Una vasca rivestita in marmo, un mosaico policromo con un disegno a cubi prospettici, un portico colonnato che delimitava il giardino interno di una domus dove sono state rinvenute due sepolture, e infine anche una taberna con una vasca per l’ammollo delle merci in vendita.
Sono questi alcuni ritrovamenti riemersi durante le campagne di scavo dell’Università di Pisa a Vada Volaterrana (Rosignano Marittimo – Li) e a Luni (La Spezia) appena terminate. Il lavoro sul campo, diretto da Simonetta Menchelli dell’Università di Pisa, si è svolto nell’ambito del progetto “Porti altotirrenici di età romana”.

Le indagini archeologiche hanno portato alla luce una vasca rivestita in marmo destinata probabilmente a un uso pubblico-ornamentale con annessa una grande cisterna fiancheggiata da una strada “glareata”, cioè costituita da ciottoli. Tali costruzioni, databili dagli inizi del I sec. d.C. e frequentate fino all’età tardo-antica, collegavano il quartiere portuale a sud con quelli residenziali a nord che si trovano al di sotto della moderna Vada (Li).

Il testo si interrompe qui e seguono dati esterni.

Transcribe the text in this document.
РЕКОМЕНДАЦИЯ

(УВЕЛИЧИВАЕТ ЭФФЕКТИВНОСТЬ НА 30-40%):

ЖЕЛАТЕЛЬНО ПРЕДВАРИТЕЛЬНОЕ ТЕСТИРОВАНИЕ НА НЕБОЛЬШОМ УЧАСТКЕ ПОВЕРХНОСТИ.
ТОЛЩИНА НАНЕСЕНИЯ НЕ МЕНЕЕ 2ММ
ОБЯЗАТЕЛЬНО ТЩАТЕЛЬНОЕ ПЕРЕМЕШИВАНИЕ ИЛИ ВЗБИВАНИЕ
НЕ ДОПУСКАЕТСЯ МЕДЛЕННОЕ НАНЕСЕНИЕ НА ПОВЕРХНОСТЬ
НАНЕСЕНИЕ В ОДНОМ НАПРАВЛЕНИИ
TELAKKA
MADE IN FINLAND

Altro scavo altre scoperte

Altre indagini si sono svolte a Luni (provincia di La Spezia), colonia fondata dai Romani nel 177 a. C. in un territorio conquistato ai Liguri. Qui il lavoro si è concentrato su una delle due domus già portate alla luce nelle precedenti campagne.

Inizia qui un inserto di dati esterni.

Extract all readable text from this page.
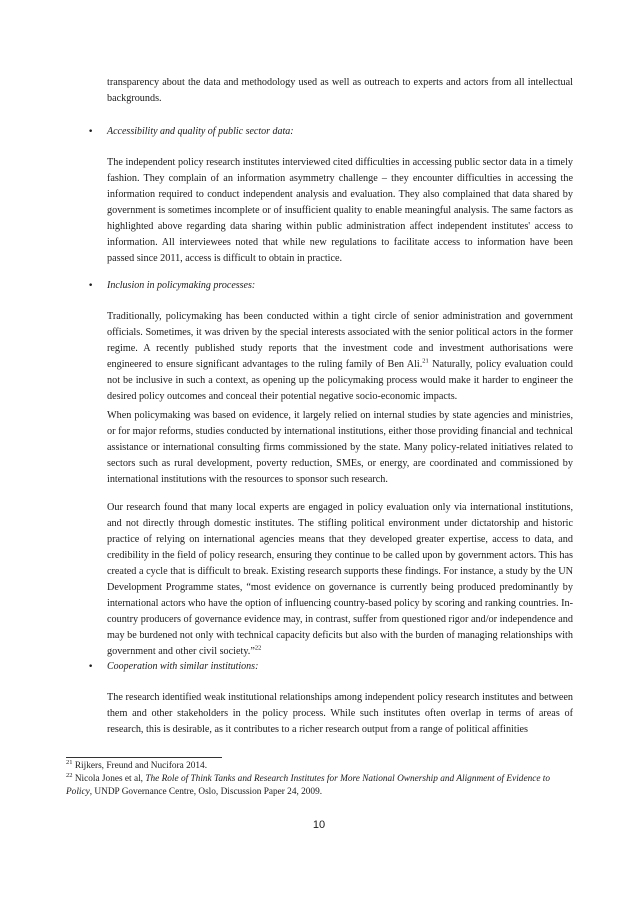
transparency about the data and methodology used as well as outreach to experts and actors from all intellectual backgrounds.
• Accessibility and quality of public sector data:
The independent policy research institutes interviewed cited difficulties in accessing public sector data in a timely fashion. They complain of an information asymmetry challenge – they encounter difficulties in accessing the information required to conduct independent analysis and evaluation. They also complained that data shared by government is sometimes incomplete or of insufficient quality to enable meaningful analysis. The same factors as highlighted above regarding data sharing within public administration affect independent institutes' access to information. All interviewees noted that while new regulations to facilitate access to information have been passed since 2011, access is difficult to obtain in practice.
• Inclusion in policymaking processes:
Traditionally, policymaking has been conducted within a tight circle of senior administration and government officials. Sometimes, it was driven by the special interests associated with the senior political actors in the former regime. A recently published study reports that the investment code and investment authorisations were engineered to ensure significant advantages to the ruling family of Ben Ali.$^{21}$ Naturally, policy evaluation could not be inclusive in such a context, as opening up the policymaking process would make it harder to engineer the desired policy outcomes and conceal their potential negative socio-economic impacts.
When policymaking was based on evidence, it largely relied on internal studies by state agencies and ministries, or for major reforms, studies conducted by international institutions, either those providing financial and technical assistance or international consulting firms commissioned by the state. Many policy-related initiatives related to sectors such as rural development, poverty reduction, SMEs, or energy, are coordinated and commissioned by international institutions with the resources to sponsor such research.
Our research found that many local experts are engaged in policy evaluation only via international institutions, and not directly through domestic institutes. The stifling political environment under dictatorship and historic practice of relying on international agencies means that they developed greater expertise, access to data, and credibility in the field of policy research, ensuring they continue to be called upon by government actors. This has created a cycle that is difficult to break. Existing research supports these findings. For instance, a study by the UN Development Programme states, “most evidence on governance is currently being produced predominantly by international actors who have the option of influencing country-based policy by scoring and ranking countries. In-country producers of governance evidence may, in contrast, suffer from questioned rigor and/or independence and may be burdened not only with technical capacity deficits but also with the burden of managing relationships with government and other civil society.”$^{22}$
• Cooperation with similar institutions:
The research identified weak institutional relationships among independent policy research institutes and between them and other stakeholders in the policy process. While such institutes often overlap in terms of areas of research, this is desirable, as it contributes to a richer research output from a range of political affinities
$^{21}$ Rijkers, Freund and Nucifora 2014.
$^{22}$ Nicola Jones et al, The Role of Think Tanks and Research Institutes for More National Ownership and Alignment of Evidence to Policy, UNDP Governance Centre, Oslo, Discussion Paper 24, 2009.
10
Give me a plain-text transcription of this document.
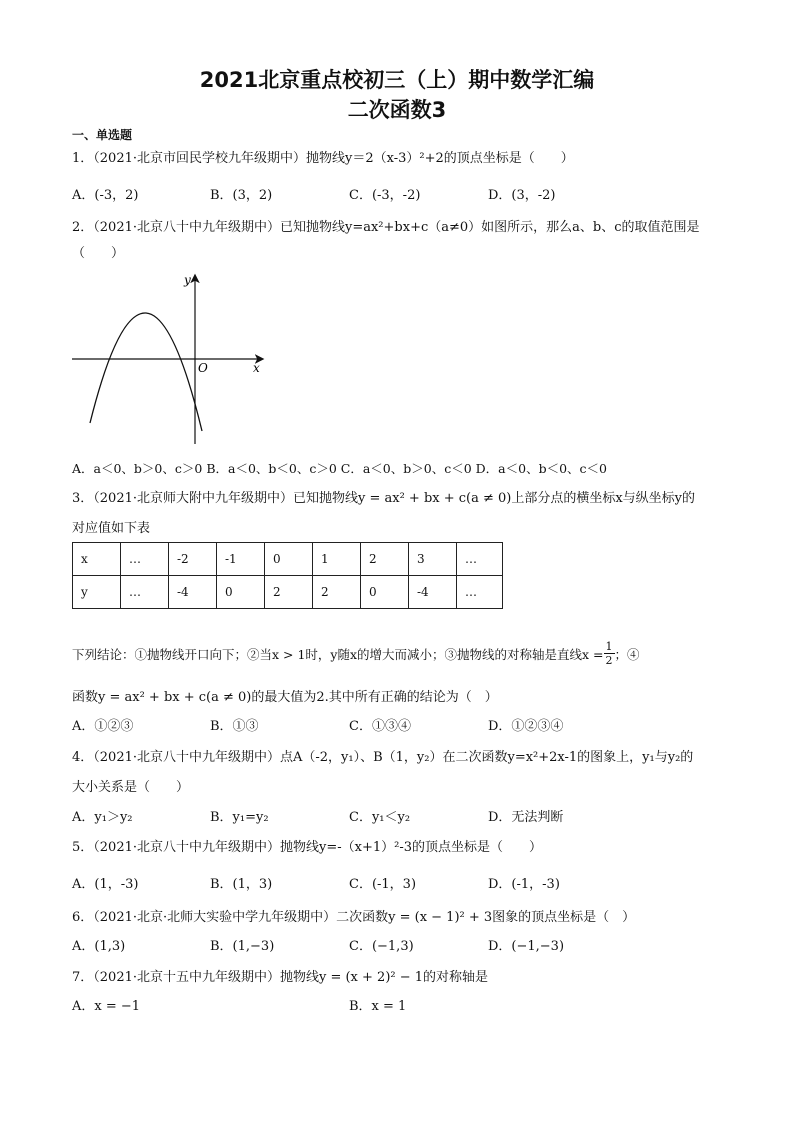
2021北京重点校初三（上）期中数学汇编
二次函数3
一、单选题
1．（2021·北京市回民学校九年级期中）抛物线y＝2（x-3）²+2的顶点坐标是（　　）
A．(-3，2)	B．(3，2)	C．(-3，-2)	D．(3，-2)
2．（2021·北京八十中九年级期中）已知抛物线y=ax²+bx+c（a≠0）如图所示，那么a、b、c的取值范围是
（　　）
y
x
O
A．a＜0、b＞0、c＞0 B．a＜0、b＜0、c＞0 C．a＜0、b＞0、c＜0 D．a＜0、b＜0、c＜0
3．（2021·北京师大附中九年级期中）已知抛物线y = ax² + bx + c(a ≠ 0)上部分点的横坐标x与纵坐标y的
对应值如下表
x	…	-2	-1	0	1	2	3	…
y	…	-4	0	2	2	0	-4	…
下列结论：①抛物线开口向下；②当x > 1时，y随x的增大而减小；③抛物线的对称轴是直线$x = \frac{1}{2}$ ；④
函数y = ax² + bx + c(a ≠ 0)的最大值为2.其中所有正确的结论为（　）
A．①②③	B．①③	C．①③④	D．①②③④
4．（2021·北京八十中九年级期中）点A（-2，y₁）、B（1，y₂）在二次函数y=x²+2x-1的图象上，y₁与y₂的
大小关系是（　　）
A．y₁＞y₂	B．y₁=y₂	C．y₁＜y₂	D．无法判断
5．（2021·北京八十中九年级期中）抛物线y=-（x+1）²-3的顶点坐标是（　　）
A．(1，-3)	B．(1，3)	C．(-1，3)	D．(-1，-3)
6．（2021·北京·北师大实验中学九年级期中）二次函数y = (x − 1)² + 3图象的顶点坐标是（　）
A．(1,3)	B．(1,−3)	C．(−1,3)	D．(−1,−3)
7．（2021·北京十五中九年级期中）抛物线y = (x + 2)² − 1的对称轴是
A．x = −1	B．x = 1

Sono quindi riemersi pavimenti a mosaico con un motivo a cubi prospettici policromi, la porzione di un portico con colonne in mattoni che delimitava il giardino interno della ricca dimora dove sono state rinvenute due sepolture di epoca longobarda. Infine a fianco della domus è stata trovata una taberna pavimentata in argilla, con una struttura in mattoni che probabilmente era una vasca per l’ammollo delle merci in vendita.